Prior to my days as a cyclist, I had hopes of climbing Mountains. I wanted to climb the Big 4 Volcanoes in Washington State. Rainier 14,410 ft, Adams 12,277 ft, Baker 10,779 ft, and St Helens, 8365 ft. I made the last 2, Adams I was turned around by a storm and had to tell the guide where camp was (that’s its own story) and Rainier was just too damn. After 4 attempts I gave up.
I learned a lot when I was on the mountains though, and with the exception of St Helens, I had to be careful of crevasses! These are gaps in the glacier. Some are less than a foot across, and some, like this monster
No one wants to get up to pee in the middle of the night and fall into a huge hole!
Some, like the picture above, the guides plot a route to go around it. Some that are a little smaller, they bridge with ladders, and boards, to make crossing easier. And some, you either step across or jump across! (Yep, jump well!)
Now, most climbs to the summit have an alpine start. This means you leave in the middle of the night! This has many advantages for safety, but, a guide once told me, it has an added benefit. People crossing a glacier when it’d dark outside, can’t see how deep it is! This means they don’t get scared! Later, when it’s light out, they can be scared all they want, if they don’t cross, they don’t go home! As far as I know, everyone has crossed coming down! (if not, I am sure there are NO pizza deliveries that high!)
To stop someone if they fall in, we learn “self-arrest”, throwing ourselves on top of our iceaxes (without impaling ourselves in the process) to keep them from falling too far.
I was given the chance to jump into a crevasse twice (once to be rescued and once to rescue myself) while my rope team stopped me from falling too far.
Then I was part of the team to do the rescue.
Let me tell you.
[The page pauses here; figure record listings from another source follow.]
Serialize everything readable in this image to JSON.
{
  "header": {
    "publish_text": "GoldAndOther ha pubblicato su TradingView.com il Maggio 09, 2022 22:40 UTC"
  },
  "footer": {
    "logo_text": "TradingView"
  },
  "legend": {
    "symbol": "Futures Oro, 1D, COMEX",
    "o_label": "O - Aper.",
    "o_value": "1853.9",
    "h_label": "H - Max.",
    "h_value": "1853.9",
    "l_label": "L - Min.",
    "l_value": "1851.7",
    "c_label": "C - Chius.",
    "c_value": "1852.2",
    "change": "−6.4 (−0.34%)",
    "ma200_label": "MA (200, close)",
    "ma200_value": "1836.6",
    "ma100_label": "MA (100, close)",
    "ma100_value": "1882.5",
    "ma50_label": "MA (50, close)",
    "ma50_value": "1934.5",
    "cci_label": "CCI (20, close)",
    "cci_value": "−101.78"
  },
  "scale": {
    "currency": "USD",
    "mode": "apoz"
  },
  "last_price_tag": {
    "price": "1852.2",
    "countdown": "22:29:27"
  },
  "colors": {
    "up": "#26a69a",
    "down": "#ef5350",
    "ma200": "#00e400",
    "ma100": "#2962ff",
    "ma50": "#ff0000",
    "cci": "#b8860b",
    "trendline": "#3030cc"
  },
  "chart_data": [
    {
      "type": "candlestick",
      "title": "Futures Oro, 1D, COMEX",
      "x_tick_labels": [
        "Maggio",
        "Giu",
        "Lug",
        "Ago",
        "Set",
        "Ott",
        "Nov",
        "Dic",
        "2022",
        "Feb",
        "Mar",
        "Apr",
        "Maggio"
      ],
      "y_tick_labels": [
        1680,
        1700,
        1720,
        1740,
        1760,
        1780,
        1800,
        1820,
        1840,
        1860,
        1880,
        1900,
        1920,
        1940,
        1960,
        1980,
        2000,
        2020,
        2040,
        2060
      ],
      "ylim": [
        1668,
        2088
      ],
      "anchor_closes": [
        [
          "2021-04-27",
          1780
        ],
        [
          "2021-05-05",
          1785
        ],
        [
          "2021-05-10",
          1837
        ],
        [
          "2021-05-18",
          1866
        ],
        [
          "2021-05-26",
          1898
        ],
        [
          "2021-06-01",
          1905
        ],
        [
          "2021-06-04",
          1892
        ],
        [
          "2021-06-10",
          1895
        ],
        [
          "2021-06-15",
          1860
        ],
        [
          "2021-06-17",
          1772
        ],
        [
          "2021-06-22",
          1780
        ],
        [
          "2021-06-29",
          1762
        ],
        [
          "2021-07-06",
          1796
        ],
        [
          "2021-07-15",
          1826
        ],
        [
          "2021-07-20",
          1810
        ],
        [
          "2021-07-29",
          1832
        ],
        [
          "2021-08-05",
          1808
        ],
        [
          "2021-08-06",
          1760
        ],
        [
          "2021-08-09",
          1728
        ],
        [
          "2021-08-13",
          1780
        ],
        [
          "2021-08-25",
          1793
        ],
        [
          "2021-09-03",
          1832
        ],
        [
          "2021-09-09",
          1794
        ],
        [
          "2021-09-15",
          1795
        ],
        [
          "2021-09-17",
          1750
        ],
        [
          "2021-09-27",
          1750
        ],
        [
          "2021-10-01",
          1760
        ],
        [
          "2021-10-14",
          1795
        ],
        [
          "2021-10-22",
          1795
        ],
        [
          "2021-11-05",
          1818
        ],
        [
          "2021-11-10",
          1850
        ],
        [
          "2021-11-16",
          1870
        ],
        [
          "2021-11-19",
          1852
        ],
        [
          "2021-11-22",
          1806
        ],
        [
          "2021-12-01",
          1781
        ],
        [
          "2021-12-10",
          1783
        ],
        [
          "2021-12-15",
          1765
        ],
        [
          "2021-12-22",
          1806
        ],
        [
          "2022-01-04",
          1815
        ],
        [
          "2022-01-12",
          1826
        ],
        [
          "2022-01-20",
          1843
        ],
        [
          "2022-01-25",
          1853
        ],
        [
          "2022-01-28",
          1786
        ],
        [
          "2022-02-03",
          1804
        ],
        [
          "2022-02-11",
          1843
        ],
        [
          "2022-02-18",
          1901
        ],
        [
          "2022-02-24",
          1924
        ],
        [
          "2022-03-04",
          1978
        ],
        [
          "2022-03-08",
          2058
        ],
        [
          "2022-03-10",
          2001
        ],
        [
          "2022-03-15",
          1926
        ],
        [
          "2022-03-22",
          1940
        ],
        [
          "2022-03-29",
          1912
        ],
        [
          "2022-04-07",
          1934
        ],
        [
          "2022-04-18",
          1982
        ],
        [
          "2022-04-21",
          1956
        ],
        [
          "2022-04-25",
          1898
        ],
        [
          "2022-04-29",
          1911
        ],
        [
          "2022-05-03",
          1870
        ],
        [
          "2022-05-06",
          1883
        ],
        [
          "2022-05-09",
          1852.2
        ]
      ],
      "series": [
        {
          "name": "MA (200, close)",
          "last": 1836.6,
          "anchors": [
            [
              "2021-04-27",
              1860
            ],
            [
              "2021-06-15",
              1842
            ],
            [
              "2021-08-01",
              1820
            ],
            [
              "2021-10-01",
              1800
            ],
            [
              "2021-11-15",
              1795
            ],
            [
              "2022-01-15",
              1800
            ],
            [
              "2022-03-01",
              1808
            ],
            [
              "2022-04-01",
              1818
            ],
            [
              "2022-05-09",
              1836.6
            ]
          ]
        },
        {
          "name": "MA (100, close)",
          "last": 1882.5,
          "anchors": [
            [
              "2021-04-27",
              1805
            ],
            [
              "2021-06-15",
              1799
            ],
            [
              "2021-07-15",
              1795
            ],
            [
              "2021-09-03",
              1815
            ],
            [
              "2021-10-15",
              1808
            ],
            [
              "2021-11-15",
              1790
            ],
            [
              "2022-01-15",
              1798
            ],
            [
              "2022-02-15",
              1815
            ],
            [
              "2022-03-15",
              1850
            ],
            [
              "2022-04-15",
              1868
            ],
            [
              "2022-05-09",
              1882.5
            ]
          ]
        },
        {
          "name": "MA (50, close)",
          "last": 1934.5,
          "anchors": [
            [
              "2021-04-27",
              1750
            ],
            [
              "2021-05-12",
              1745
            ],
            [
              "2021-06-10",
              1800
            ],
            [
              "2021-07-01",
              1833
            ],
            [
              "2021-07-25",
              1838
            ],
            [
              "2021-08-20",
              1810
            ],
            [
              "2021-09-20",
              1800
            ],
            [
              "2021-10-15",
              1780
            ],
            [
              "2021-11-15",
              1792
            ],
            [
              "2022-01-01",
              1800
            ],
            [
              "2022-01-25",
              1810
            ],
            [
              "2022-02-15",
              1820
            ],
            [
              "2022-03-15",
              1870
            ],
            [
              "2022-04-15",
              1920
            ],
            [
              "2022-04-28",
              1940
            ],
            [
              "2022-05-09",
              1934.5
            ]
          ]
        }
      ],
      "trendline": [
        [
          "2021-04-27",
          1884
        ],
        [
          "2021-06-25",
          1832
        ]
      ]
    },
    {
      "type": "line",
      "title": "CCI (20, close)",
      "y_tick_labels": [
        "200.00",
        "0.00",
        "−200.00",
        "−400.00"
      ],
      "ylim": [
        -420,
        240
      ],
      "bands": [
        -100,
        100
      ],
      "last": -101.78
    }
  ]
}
I am honestly not sure which is harder on a guy’s body. Coming to the abrupt stop when you jump in,
or damn near being pulled into the crevasse by someone else falling in! I got home, took a shower and my upper thighs were one big bruise! We won’t even discuss other parts of the male anatomy that feel pain!
We were taught how to tie special knots that allowed us to prussic up the ropes. These knots slide up a rope, but not down, so you alternate and “walk” up your rope. In the picture above, the lower guy is someone who fell farther into the crvasse before being stopped by his team.
I made it back up, but LORD that was hard!
Now people wonder, why the hell I would do this. Well, I will tell ya, the very next day it came in handy! We were off to climb a small peak called Control Tower (cuz given it’s proximty to the Denali basecamp landing strip, it could be the tower)
We had no problem on the way up
And I made it to the top, no problem
However, on the way back to our camp, in what looked to be a flat, easy section, I stepped on the wrong spot at the wrong time, and broke through! “FALLING” I yelled as soon as I felt it let go, and my rope team threw themselves on the ice axes! I only went as far as my shoulders thanks to them and they popped me right out. But damn, for a second there it was scary!
This is what I was up there for though. Big mountains, adventure crevasses, avalanches. Flying by ski plane so close to mountains you could touch them!
In all my climbs and attempts, never once did I balk because of a slope, a rock climb or a crevasse. I had faith in my skills, and that of the guides. I completely trusted the rope team and they trusted me. Pushing 50 is too old to try again, but no one can ever take away my memories!